Conversations With a Nine-Year-Old: God

We were hiking the trails of a beautiful state park a couple weekends ago, on a day when the summer was everything you hope and expect it to be in Wyoming: a strikingly rich blue sky, warm-but-not-hot temperatures, and full of the wonder and awe of two boys seeing the adventure of the world with fresh eyes. We were on our way to a waterfall tucked a couple of miles back in the woods, when my nine-year-old posed an incredible question.


“Yeah, buddy?”

“What if the Bible is a fairy tale? Like, what if it’s just made up?”

Woah. It would be an understatement to say I wasn’t expecting that. Amidst the flood of thoughts that began filling my mind, one stood out: be careful how you respond. My goal as a parent has always been to paint a picture of God for my children with my life that invites them to discover God for themselves, not to push or force God on them, or tell them the “right” way to think or believe. I want to give them the freedom to explore and doubt and realize their faith on their terms. I just never thought we’d be doing this kind of wrestling at the age of nine.

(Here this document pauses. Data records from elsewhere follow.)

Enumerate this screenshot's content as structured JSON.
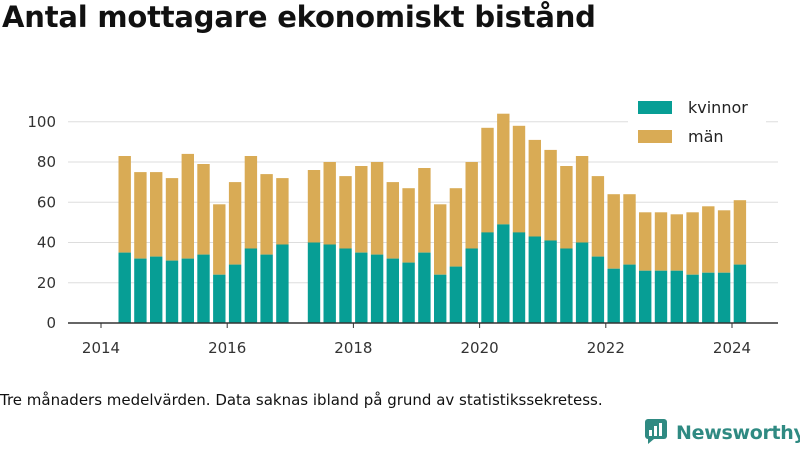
{
  "title": "Antal mottagare ekonomiskt bistånd",
  "note": "Tre månaders medelvärden. Data saknas ibland på grund av statistikssekretess.",
  "brand": {
    "name": "Newsworthy",
    "icon": "newsworthy-logo-icon"
  },
  "colors": {
    "kvinnor": "#079e95",
    "man": "#d9ab55",
    "axis": "#333333",
    "grid": "#dddddd"
  },
  "chart_data": {
    "type": "bar",
    "stacked": true,
    "title": "Antal mottagare ekonomiskt bistånd",
    "xlabel": "",
    "ylabel": "",
    "ylim": [
      0,
      110
    ],
    "yticks": [
      0,
      20,
      40,
      60,
      80,
      100
    ],
    "xticks": [
      "2014",
      "2016",
      "2018",
      "2020",
      "2022",
      "2024"
    ],
    "grid": true,
    "legend_position": "top-right",
    "categories": [
      "2014-Q2",
      "2014-Q3",
      "2014-Q4",
      "2015-Q1",
      "2015-Q2",
      "2015-Q3",
      "2015-Q4",
      "2016-Q1",
      "2016-Q2",
      "2016-Q3",
      "2016-Q4",
      "2017-Q1",
      "2017-Q2",
      "2017-Q3",
      "2017-Q4",
      "2018-Q1",
      "2018-Q2",
      "2018-Q3",
      "2018-Q4",
      "2019-Q1",
      "2019-Q2",
      "2019-Q3",
      "2019-Q4",
      "2020-Q1",
      "2020-Q2",
      "2020-Q3",
      "2020-Q4",
      "2021-Q1",
      "2021-Q2",
      "2021-Q3",
      "2021-Q4",
      "2022-Q1",
      "2022-Q2",
      "2022-Q3",
      "2022-Q4",
      "2023-Q1",
      "2023-Q2",
      "2023-Q3",
      "2023-Q4",
      "2024-Q1"
    ],
    "series": [
      {
        "name": "kvinnor",
        "values": [
          35,
          32,
          33,
          31,
          32,
          34,
          24,
          29,
          37,
          34,
          39,
          null,
          40,
          39,
          37,
          35,
          34,
          32,
          30,
          35,
          24,
          28,
          37,
          45,
          49,
          45,
          43,
          41,
          37,
          40,
          33,
          27,
          29,
          26,
          26,
          26,
          24,
          25,
          25,
          29
        ]
      },
      {
        "name": "män",
        "values": [
          48,
          43,
          42,
          41,
          52,
          45,
          35,
          41,
          46,
          40,
          33,
          null,
          36,
          41,
          36,
          43,
          46,
          38,
          37,
          42,
          35,
          39,
          43,
          52,
          55,
          53,
          48,
          45,
          41,
          43,
          40,
          37,
          35,
          29,
          29,
          28,
          31,
          33,
          31,
          32
        ]
      }
    ]
  }
}
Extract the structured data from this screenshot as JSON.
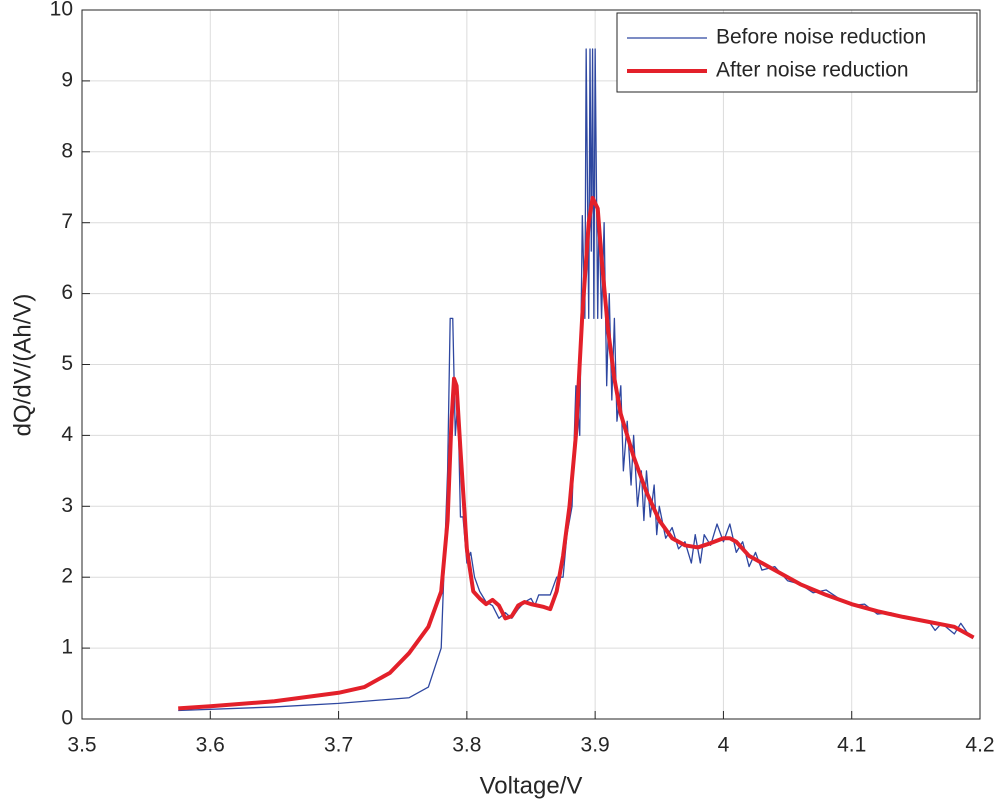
{
  "chart_data": {
    "type": "line",
    "xlabel": "Voltage/V",
    "ylabel": "dQ/dV/(Ah/V)",
    "xlim": [
      3.5,
      4.2
    ],
    "xticks": [
      3.5,
      3.6,
      3.7,
      3.8,
      3.9,
      4,
      4.1,
      4.2
    ],
    "ylim": [
      0,
      10
    ],
    "yticks": [
      0,
      1,
      2,
      3,
      4,
      5,
      6,
      7,
      8,
      9,
      10
    ],
    "grid": true,
    "legend": "top-right",
    "series": [
      {
        "name": "Before noise reduction",
        "color": "#2e47a0",
        "width": 1.3,
        "x": [
          3.575,
          3.65,
          3.7,
          3.755,
          3.77,
          3.78,
          3.785,
          3.787,
          3.789,
          3.791,
          3.793,
          3.795,
          3.797,
          3.8,
          3.803,
          3.806,
          3.81,
          3.815,
          3.82,
          3.825,
          3.83,
          3.835,
          3.84,
          3.845,
          3.85,
          3.853,
          3.856,
          3.86,
          3.865,
          3.87,
          3.875,
          3.878,
          3.882,
          3.885,
          3.888,
          3.89,
          3.892,
          3.893,
          3.895,
          3.896,
          3.897,
          3.898,
          3.899,
          3.9,
          3.902,
          3.903,
          3.905,
          3.907,
          3.909,
          3.911,
          3.913,
          3.915,
          3.917,
          3.92,
          3.922,
          3.925,
          3.928,
          3.93,
          3.933,
          3.936,
          3.938,
          3.94,
          3.943,
          3.946,
          3.948,
          3.95,
          3.955,
          3.96,
          3.965,
          3.97,
          3.975,
          3.978,
          3.982,
          3.985,
          3.99,
          3.995,
          4.0,
          4.005,
          4.01,
          4.015,
          4.02,
          4.025,
          4.03,
          4.04,
          4.05,
          4.06,
          4.07,
          4.08,
          4.09,
          4.1,
          4.11,
          4.12,
          4.13,
          4.14,
          4.15,
          4.16,
          4.165,
          4.17,
          4.18,
          4.185,
          4.19,
          4.195
        ],
        "values": [
          0.12,
          0.17,
          0.22,
          0.3,
          0.45,
          1.0,
          3.5,
          5.65,
          5.65,
          4.0,
          4.5,
          2.85,
          2.85,
          2.2,
          2.35,
          2.0,
          1.8,
          1.65,
          1.6,
          1.42,
          1.5,
          1.42,
          1.55,
          1.65,
          1.7,
          1.6,
          1.75,
          1.75,
          1.75,
          2.0,
          2.0,
          2.6,
          3.0,
          4.7,
          4.0,
          7.1,
          5.65,
          9.45,
          5.65,
          9.45,
          6.6,
          9.45,
          5.65,
          9.45,
          5.65,
          7.1,
          5.65,
          7.0,
          4.7,
          6.0,
          4.5,
          5.65,
          4.2,
          4.7,
          3.5,
          4.2,
          3.3,
          4.0,
          3.0,
          3.5,
          2.8,
          3.5,
          2.85,
          3.3,
          2.6,
          3.0,
          2.55,
          2.7,
          2.4,
          2.5,
          2.2,
          2.6,
          2.2,
          2.6,
          2.45,
          2.75,
          2.5,
          2.75,
          2.35,
          2.5,
          2.15,
          2.35,
          2.1,
          2.15,
          1.95,
          1.9,
          1.78,
          1.82,
          1.7,
          1.6,
          1.62,
          1.48,
          1.5,
          1.45,
          1.4,
          1.38,
          1.25,
          1.35,
          1.2,
          1.35,
          1.22,
          1.15
        ]
      },
      {
        "name": "After noise reduction",
        "color": "#e3202a",
        "width": 4,
        "x": [
          3.575,
          3.6,
          3.65,
          3.7,
          3.72,
          3.74,
          3.755,
          3.77,
          3.78,
          3.785,
          3.788,
          3.79,
          3.792,
          3.795,
          3.8,
          3.805,
          3.81,
          3.815,
          3.82,
          3.825,
          3.83,
          3.835,
          3.84,
          3.845,
          3.85,
          3.86,
          3.865,
          3.87,
          3.875,
          3.88,
          3.885,
          3.89,
          3.895,
          3.898,
          3.902,
          3.905,
          3.91,
          3.915,
          3.92,
          3.93,
          3.94,
          3.95,
          3.96,
          3.97,
          3.98,
          3.99,
          4.0,
          4.005,
          4.01,
          4.02,
          4.04,
          4.06,
          4.08,
          4.1,
          4.12,
          4.14,
          4.16,
          4.18,
          4.195
        ],
        "values": [
          0.15,
          0.18,
          0.25,
          0.37,
          0.45,
          0.65,
          0.93,
          1.3,
          1.8,
          2.8,
          4.2,
          4.8,
          4.7,
          3.8,
          2.4,
          1.8,
          1.7,
          1.62,
          1.68,
          1.6,
          1.42,
          1.45,
          1.6,
          1.65,
          1.62,
          1.58,
          1.55,
          1.8,
          2.3,
          3.0,
          4.0,
          5.7,
          7.0,
          7.35,
          7.2,
          6.5,
          5.5,
          4.8,
          4.3,
          3.7,
          3.2,
          2.8,
          2.55,
          2.45,
          2.42,
          2.48,
          2.55,
          2.55,
          2.5,
          2.3,
          2.1,
          1.9,
          1.75,
          1.62,
          1.52,
          1.44,
          1.37,
          1.3,
          1.15
        ]
      }
    ]
  }
}
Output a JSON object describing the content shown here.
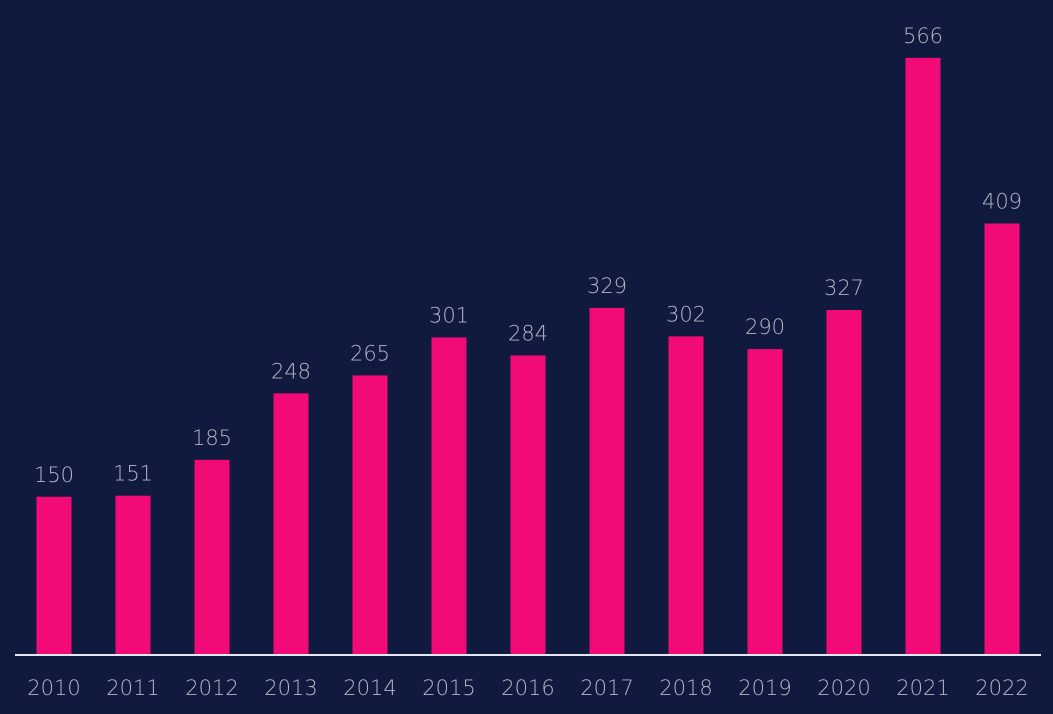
{
  "chart_data": {
    "type": "bar",
    "categories": [
      "2010",
      "2011",
      "2012",
      "2013",
      "2014",
      "2015",
      "2016",
      "2017",
      "2018",
      "2019",
      "2020",
      "2021",
      "2022"
    ],
    "values": [
      150,
      151,
      185,
      248,
      265,
      301,
      284,
      329,
      302,
      290,
      327,
      566,
      409
    ],
    "title": "",
    "xlabel": "",
    "ylabel": "",
    "ylim": [
      0,
      600
    ],
    "grid": false,
    "legend": "none",
    "data_labels": true
  },
  "colors": {
    "background": "#101a3f",
    "bar": "#f20a77",
    "axis_line": "#e6e8ef",
    "label_text": "#b3b7c4"
  }
}
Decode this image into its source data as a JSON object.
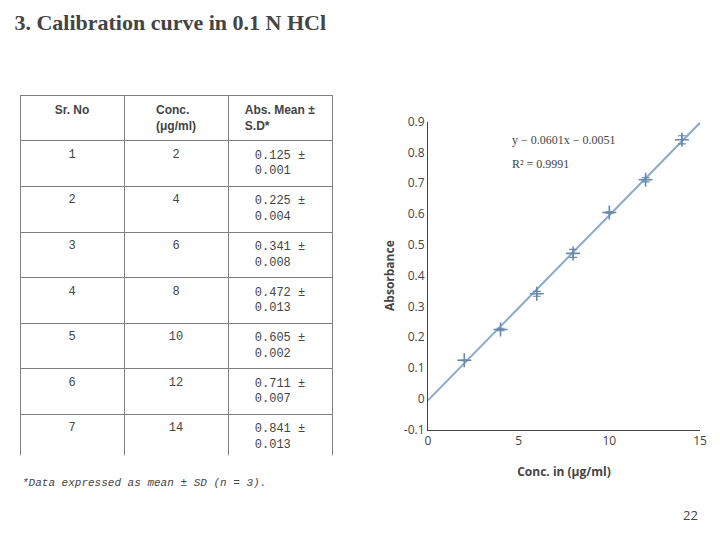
{
  "chart_data": [
    {
      "type": "table",
      "columns": [
        "Sr. No",
        "Conc.\n(μg/ml)",
        "Abs. Mean ±\nS.D*"
      ],
      "cells": [
        [
          1,
          2,
          3,
          4,
          5,
          6,
          7
        ],
        [
          2,
          4,
          6,
          8,
          10,
          12,
          14
        ],
        [
          "0.125 ± 0.001",
          "0.225 ± 0.004",
          "0.341 ± 0.008",
          "0.472 ± 0.013",
          "0.605 ± 0.002",
          "0.711 ± 0.007",
          "0.841 ± 0.013"
        ]
      ],
      "annotations": [
        "*Data expressed as mean ± SD (n = 3).",
        "22"
      ]
    },
    {
      "type": "scatter",
      "title": "3. Calibration curve in 0.1 N HCl",
      "xlabel": "Conc. in (μg/ml)",
      "ylabel": "Absorbance",
      "series": [
        {
          "type": "line",
          "x": [
            0,
            15
          ],
          "values": [
            -0.0051,
            0.8964
          ],
          "color": "#8aaac8",
          "line_style": "solid"
        },
        {
          "type": "scatter",
          "x": [
            2,
            4,
            6,
            8,
            10,
            12,
            14
          ],
          "values": [
            0.125,
            0.225,
            0.341,
            0.472,
            0.605,
            0.711,
            0.841
          ],
          "error": [
            0.001,
            0.004,
            0.008,
            0.013,
            0.002,
            0.007,
            0.013
          ],
          "color": "#6688aa",
          "marker": "cross"
        }
      ],
      "xlim": [
        0,
        15
      ],
      "xticks": [
        0,
        5,
        10,
        15
      ],
      "ylim": [
        -0.1,
        0.9
      ],
      "yticks": [
        -0.1,
        0,
        0.1,
        0.2,
        0.3,
        0.4,
        0.5,
        0.6,
        0.7,
        0.8,
        0.9
      ],
      "grid": false,
      "annotations": [
        "y − 0.0601x − 0.0051",
        "R² = 0.9991"
      ]
    }
  ]
}
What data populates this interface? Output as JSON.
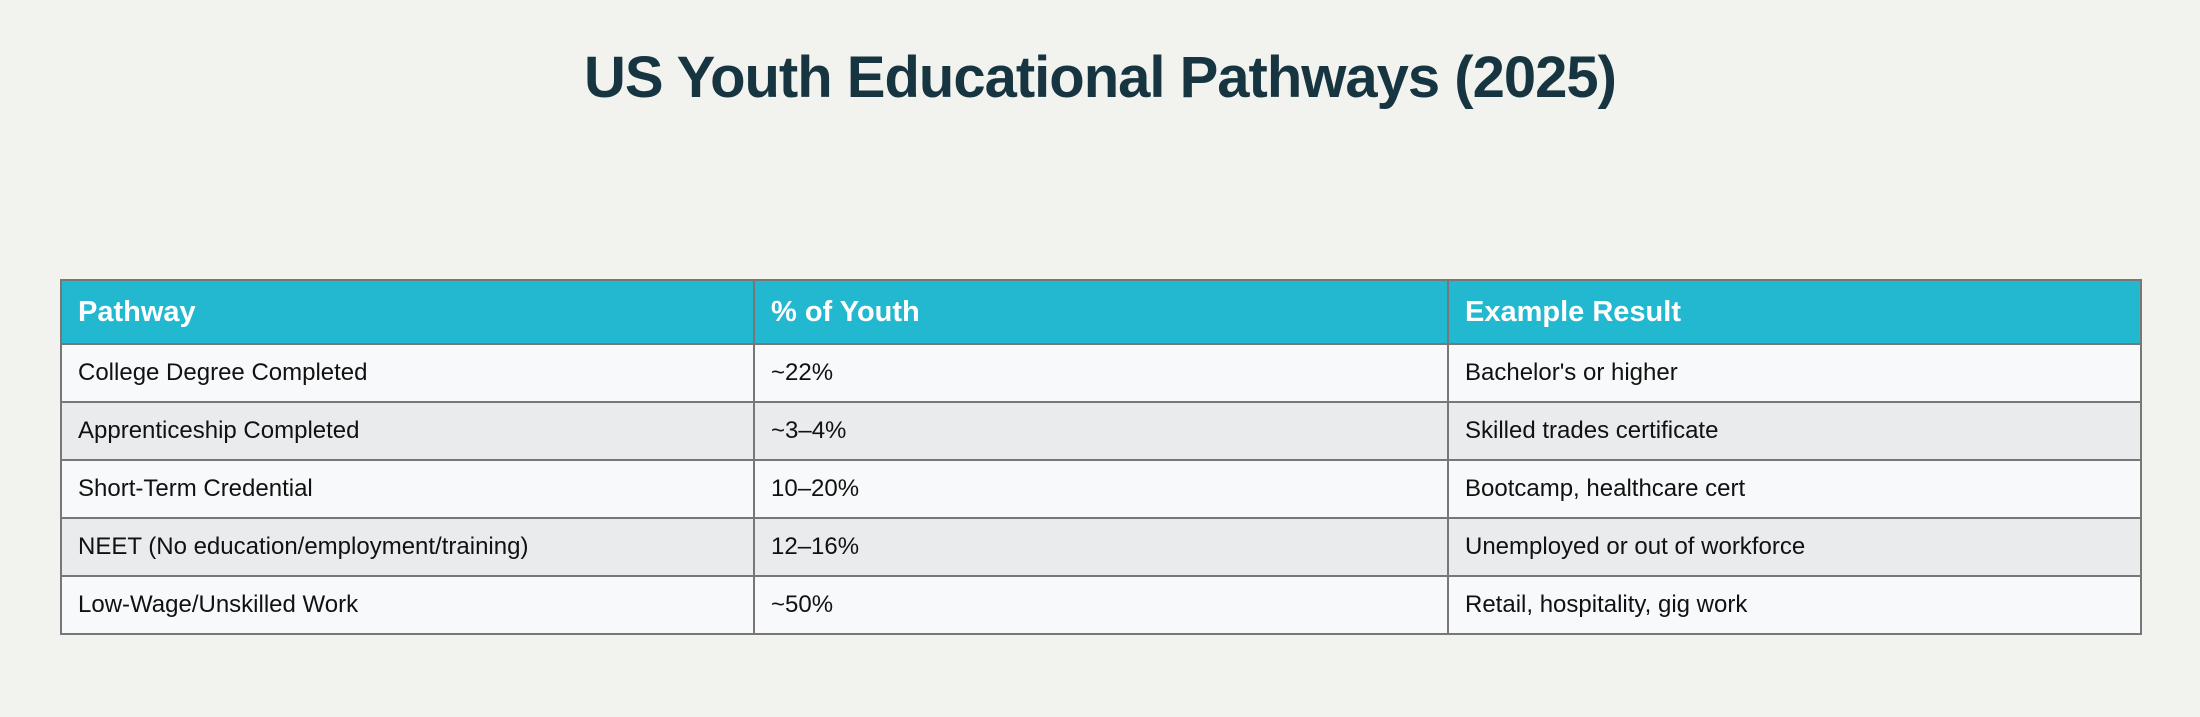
{
  "title": "US Youth Educational Pathways (2025)",
  "table": {
    "headers": [
      "Pathway",
      "% of Youth",
      "Example Result"
    ],
    "rows": [
      [
        "College Degree Completed",
        "~22%",
        "Bachelor's or higher"
      ],
      [
        "Apprenticeship Completed",
        "~3–4%",
        "Skilled trades certificate"
      ],
      [
        "Short-Term Credential",
        "10–20%",
        "Bootcamp, healthcare cert"
      ],
      [
        "NEET (No education/employment/training)",
        "12–16%",
        "Unemployed or out of workforce"
      ],
      [
        "Low-Wage/Unskilled Work",
        "~50%",
        "Retail, hospitality, gig work"
      ]
    ]
  }
}
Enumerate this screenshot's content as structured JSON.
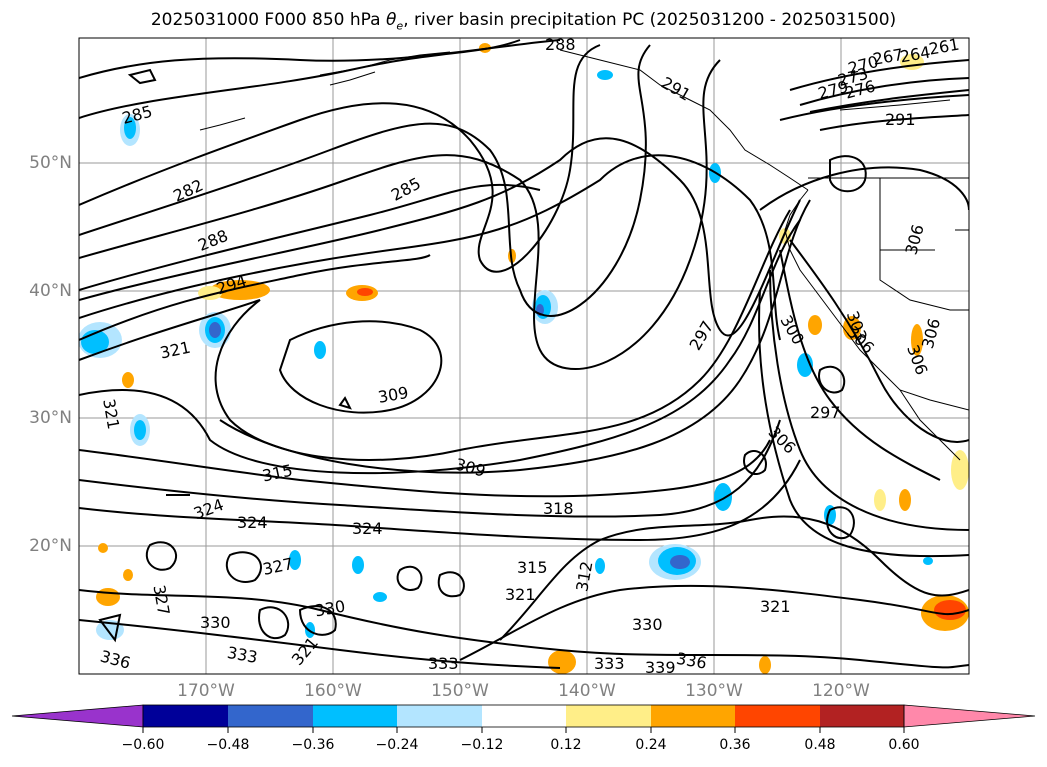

I definitely wanted to avoid a simplistic rebuke: “The Bible isn’t a fairy tale, and it’s not made up. It’s true, and we need to believe it.” Not only would that have shut down the conversation and taught my son that he couldn’t come to me with these sorts of thoughts and questions, it would have been a statement that I don’t even fully believe all the time. Someday soon I’ll share with my son that sometimes, I wonder the same exact thing. But as we trekked through the woods that morning, this moment was about him, not about me. And so, my response was simple, intended to encourage further discussion:

“Yeah? What if it is? What do you think?”

He took the permission and ran with it, putting a clarifying point on his question.

“I mean, what if God didn’t really create everything like it says?”

“That’s a really good question, buddy. What if we think about it like this: all of this stuff around us right now — the trees, the sky, the ground — there was a time when none of it existed, right?”


“Before any of this stuff existed, someone had to exist who made all of it. That would be God.”

“Yeah, but what if it wasn’t God like in the Bible? What if it was a different God? What if it was, like, the Mexican God or something?”

(Here, I stop to marvel at my son’s amazing critical thinking skills intersecting with his limited world experience — instead of, say, the Buddhist God or the Hindu God or something along those lines, he uses the phrase “Mexican God”. Not in a racially insensitive way, and not to imply Mexicans can’t believe in the Christian God, but simply as a stand-in descriptor for some other deity outside his experience.)

“That’s another great question.” I want him to feel comfortable asking these sorts of questions as he grows up. And, honestly, it is a great question. “Let’s start here: whoever existed before everything else must have been some sort of God.”

“But how do you know that?”

“Well, since they had the power to create things, like this tree, it couldn’t have been a human, right? Can you make a tree?”

Here, there was giggling and jokes about making trees appear out of thin air. Eventually, I continued:

“So maybe the question is, ‘What kind of God created everything?’ Was he kind? Loving? Evil? Angry? And to me, the Bible says it was a loving God.”

“Yeah, but how do you know that’s true? How do you know for sure?”

“Well, I guess you can’t know for sure. That’s why they call it faith. You just choose to believe.”

“Dad, I still believe in the Christian God.”

“Okay, buddy.”

“But what if it’s not?”

“One of the reasons I choose to believe that God is a loving and kind God is because of Jesus. He came as a real person and said, ‘If you want to know what God is like, look at me.’ He said he looked like exactly what God looked like. And when I read stories about Jesus, I see stories that are full of love and kindness. So, I choose to believe that.”


And with that, we found ourselves climbing the final set of rocks up to that little waterfall, our original destination. As I sat and watched our kids brave the icy cold mountain water, I couldn’t help but feel thankful that our journey had led us to even more beautiful places that morning. We didn’t talk about faith or God on the hike back to the car. Our nine-year-old probably won’t remember this conversation for much longer, if he still remembers it now. But I will. This impromptu, unexpected dialog with my son will remain profoundly meaningful to me, and I am grateful to God for allowing it to happen.